3. Conventions réglementées — définition & procédure
Toutes les conventions non interdites et non courantes sont des conventions réglementées. Elles exigent une procédure d’autorisation et de contrôle destinée à prévenir les conflits d’intérêts.
Procédure (SA à conseil d’administration) — synthèse
| Étape | Description |
|---|---|
| 1. Autorisation préalable | Demande d’autorisation au Conseil d’administration — l’administrateur/directeur intéressé ne prend pas part au vote. (Art.56 loi n°17-95) |
| 2. Information du commissaire aux comptes | Le Président avise le commissaire aux comptes dans les 30 jours suivant la conclusion de la convention. |
| 3. Rapport spécial | Le commissaire aux comptes rédige un rapport spécial (énumération, nature, modalités, importance), présenté à l’AGO. |
| 4. Approbation AGO | L’Assemblée générale ordinaire approuve ou désapprouve la convention ; les personnes intéressées s’abstiennent de voter. |
| 5. Effets en cas de refus | La convention reste valable vis-à-vis des tiers ; toutefois, si l’AGO désapprouve, les personnes concernées peuvent être tenues responsables des préjudices causés à la société (Art.60). |
4. Procédures selon le type de société
La procédure se décline selon la forme sociale :
| Type | Principales étapes |
|---|---|
| SA (conseil d’administration) | Information du Conseil → Autorisation préalable → Information commissaire aux comptes → Rapport spécial → Approbation AGO |
| SARL | Information du gérant → Information / rapport au commissaire aux comptes (si existant) → Approbation AGO |
| SA (directoire + conseil de surveillance) | Information conseil de surveillance → Autorisation → Avis au commissaire aux comptes → Approbation AGO |
5. Conséquences pratiques et bonnes pratiques
- Transparence : documenter la nature, le prix, les garanties et les contreparties.

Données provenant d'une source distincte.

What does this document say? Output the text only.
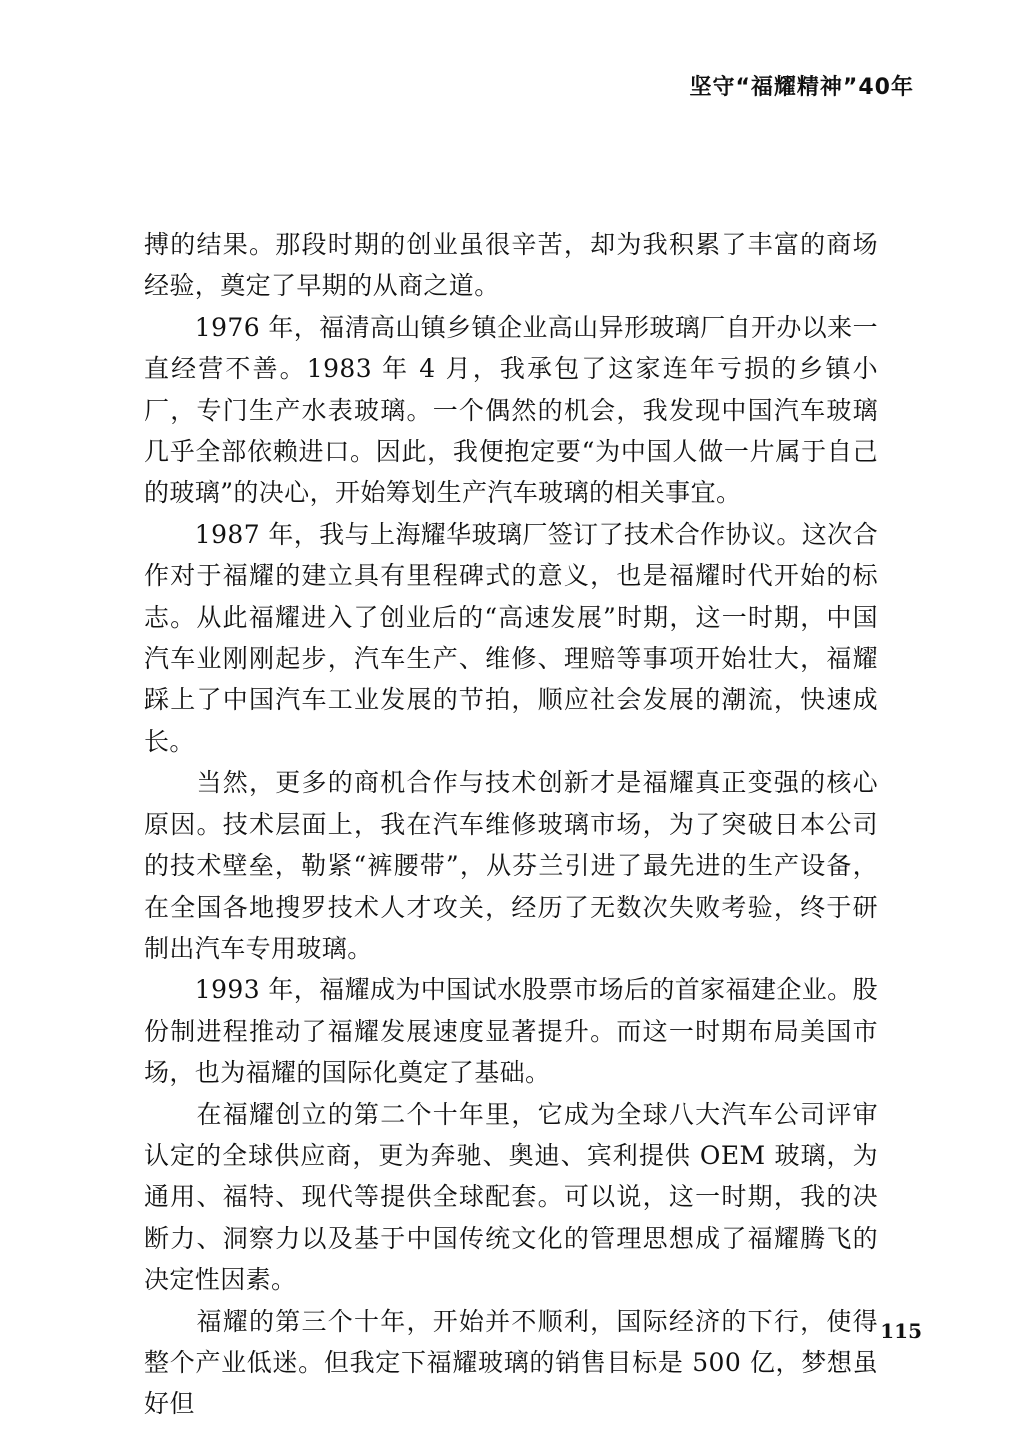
坚守“福耀精神”40年

搏的结果。那段时期的创业虽很辛苦，却为我积累了丰富的商场经验，奠定了早期的从商之道。

　　1976 年，福清高山镇乡镇企业高山异形玻璃厂自开办以来一直经营不善。1983 年 4 月，我承包了这家连年亏损的乡镇小厂，专门生产水表玻璃。一个偶然的机会，我发现中国汽车玻璃几乎全部依赖进口。因此，我便抱定要“为中国人做一片属于自己的玻璃”的决心，开始筹划生产汽车玻璃的相关事宜。

　　1987 年，我与上海耀华玻璃厂签订了技术合作协议。这次合作对于福耀的建立具有里程碑式的意义，也是福耀时代开始的标志。从此福耀进入了创业后的“高速发展”时期，这一时期，中国汽车业刚刚起步，汽车生产、维修、理赔等事项开始壮大，福耀踩上了中国汽车工业发展的节拍，顺应社会发展的潮流，快速成长。

　　当然，更多的商机合作与技术创新才是福耀真正变强的核心原因。技术层面上，我在汽车维修玻璃市场，为了突破日本公司的技术壁垒，勒紧“裤腰带”，从芬兰引进了最先进的生产设备，在全国各地搜罗技术人才攻关，经历了无数次失败考验，终于研制出汽车专用玻璃。

　　1993 年，福耀成为中国试水股票市场后的首家福建企业。股份制进程推动了福耀发展速度显著提升。而这一时期布局美国市场，也为福耀的国际化奠定了基础。

　　在福耀创立的第二个十年里，它成为全球八大汽车公司评审认定的全球供应商，更为奔驰、奥迪、宾利提供 OEM 玻璃，为通用、福特、现代等提供全球配套。可以说，这一时期，我的决断力、洞察力以及基于中国传统文化的管理思想成了福耀腾飞的决定性因素。

　　福耀的第三个十年，开始并不顺利，国际经济的下行，使得整个产业低迷。但我定下福耀玻璃的销售目标是 500 亿，梦想虽好但

115
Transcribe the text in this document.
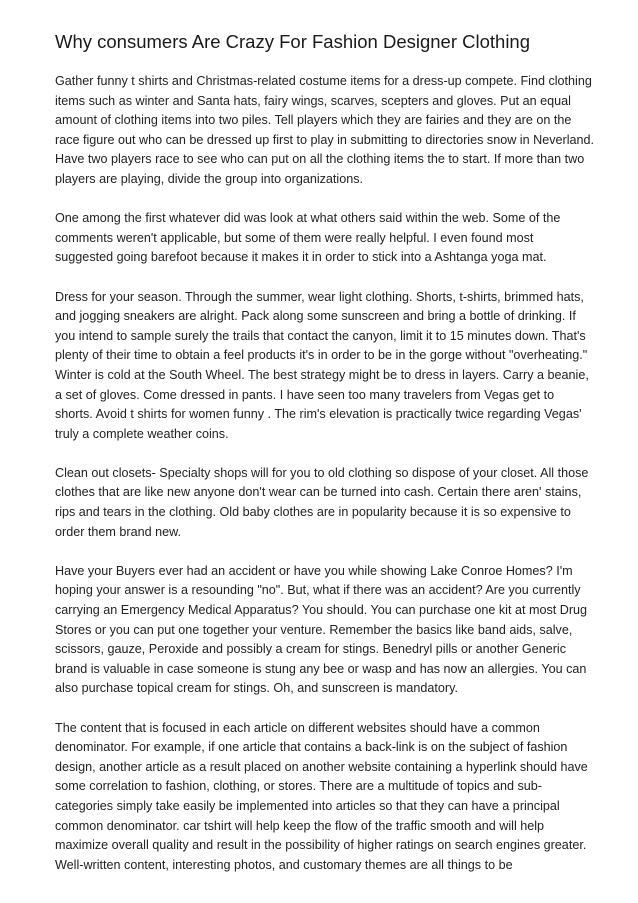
Why consumers Are Crazy For Fashion Designer Clothing

Gather funny t shirts and Christmas-related costume items for a dress-up compete. Find clothing items such as winter and Santa hats, fairy wings, scarves, scepters and gloves. Put an equal amount of clothing items into two piles. Tell players which they are fairies and they are on the race figure out who can be dressed up first to play in submitting to directories snow in Neverland. Have two players race to see who can put on all the clothing items the to start. If more than two players are playing, divide the group into organizations.

One among the first whatever did was look at what others said within the web. Some of the comments weren't applicable, but some of them were really helpful. I even found most suggested going barefoot because it makes it in order to stick into a Ashtanga yoga mat.

Dress for your season. Through the summer, wear light clothing. Shorts, t-shirts, brimmed hats, and jogging sneakers are alright. Pack along some sunscreen and bring a bottle of drinking. If you intend to sample surely the trails that contact the canyon, limit it to 15 minutes down. That's plenty of their time to obtain a feel products it's in order to be in the gorge without "overheating." Winter is cold at the South Wheel. The best strategy might be to dress in layers. Carry a beanie, a set of gloves. Come dressed in pants. I have seen too many travelers from Vegas get to shorts. Avoid t shirts for women funny . The rim's elevation is practically twice regarding Vegas' truly a complete weather coins.

Clean out closets- Specialty shops will for you to old clothing so dispose of your closet. All those clothes that are like new anyone don't wear can be turned into cash. Certain there aren' stains, rips and tears in the clothing. Old baby clothes are in popularity because it is so expensive to order them brand new.

Have your Buyers ever had an accident or have you while showing Lake Conroe Homes? I'm hoping your answer is a resounding "no". But, what if there was an accident? Are you currently carrying an Emergency Medical Apparatus? You should. You can purchase one kit at most Drug Stores or you can put one together your venture. Remember the basics like band aids, salve, scissors, gauze, Peroxide and possibly a cream for stings. Benedryl pills or another Generic brand is valuable in case someone is stung any bee or wasp and has now an allergies. You can also purchase topical cream for stings. Oh, and sunscreen is mandatory.

The content that is focused in each article on different websites should have a common denominator. For example, if one article that contains a back-link is on the subject of fashion design, another article as a result placed on another website containing a hyperlink should have some correlation to fashion, clothing, or stores. There are a multitude of topics and sub-categories simply take easily be implemented into articles so that they can have a principal common denominator. car tshirt will help keep the flow of the traffic smooth and will help maximize overall quality and result in the possibility of higher ratings on search engines greater. Well-written content, interesting photos, and customary themes are all things to be
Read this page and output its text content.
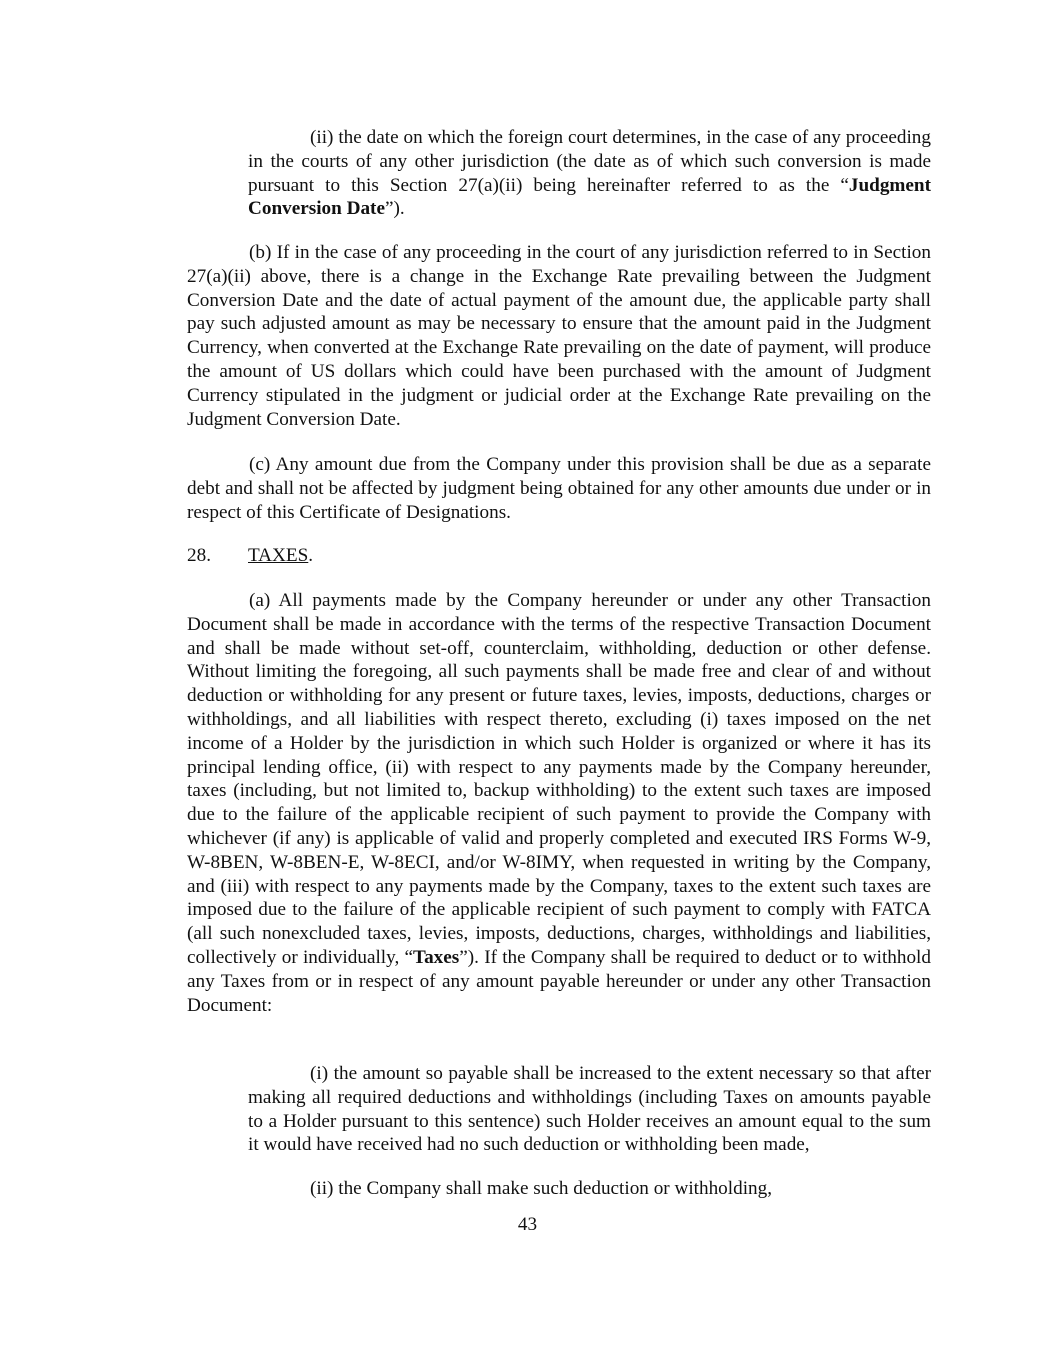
(ii) the date on which the foreign court determines, in the case of any proceeding in the courts of any other jurisdiction (the date as of which such conversion is made pursuant to this Section 27(a)(ii) being hereinafter referred to as the “Judgment Conversion Date”).

(b) If in the case of any proceeding in the court of any jurisdiction referred to in Section 27(a)(ii) above, there is a change in the Exchange Rate prevailing between the Judgment Conversion Date and the date of actual payment of the amount due, the applicable party shall pay such adjusted amount as may be necessary to ensure that the amount paid in the Judgment Currency, when converted at the Exchange Rate prevailing on the date of payment, will produce the amount of US dollars which could have been purchased with the amount of Judgment Currency stipulated in the judgment or judicial order at the Exchange Rate prevailing on the Judgment Conversion Date.

(c) Any amount due from the Company under this provision shall be due as a separate debt and shall not be affected by judgment being obtained for any other amounts due under or in respect of this Certificate of Designations.

28. TAXES.

(a) All payments made by the Company hereunder or under any other Transaction Document shall be made in accordance with the terms of the respective Transaction Document and shall be made without set-off, counterclaim, withholding, deduction or other defense. Without limiting the foregoing, all such payments shall be made free and clear of and without deduction or withholding for any present or future taxes, levies, imposts, deductions, charges or withholdings, and all liabilities with respect thereto, excluding (i) taxes imposed on the net income of a Holder by the jurisdiction in which such Holder is organized or where it has its principal lending office, (ii) with respect to any payments made by the Company hereunder, taxes (including, but not limited to, backup withholding) to the extent such taxes are imposed due to the failure of the applicable recipient of such payment to provide the Company with whichever (if any) is applicable of valid and properly completed and executed IRS Forms W-9, W-8BEN, W-8BEN-E, W-8ECI, and/or W-8IMY, when requested in writing by the Company, and (iii) with respect to any payments made by the Company, taxes to the extent such taxes are imposed due to the failure of the applicable recipient of such payment to comply with FATCA (all such nonexcluded taxes, levies, imposts, deductions, charges, withholdings and liabilities, collectively or individually, “Taxes”). If the Company shall be required to deduct or to withhold any Taxes from or in respect of any amount payable hereunder or under any other Transaction Document:

(i) the amount so payable shall be increased to the extent necessary so that after making all required deductions and withholdings (including Taxes on amounts payable to a Holder pursuant to this sentence) such Holder receives an amount equal to the sum it would have received had no such deduction or withholding been made,

(ii) the Company shall make such deduction or withholding,

43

- Préparation du rapport du CAC : fournir au commissaire aux comptes toutes pièces nécessaires (contrats, factures, PV de réunions).
- Conflits d’intérêt : les personnes concernées doivent s’abstenir de voter et l’AGO doit statuer en toute indépendance.
- Responsabilité : en cas de préjudice causé à la société, les dirigeants peuvent être tenus responsables financièrement.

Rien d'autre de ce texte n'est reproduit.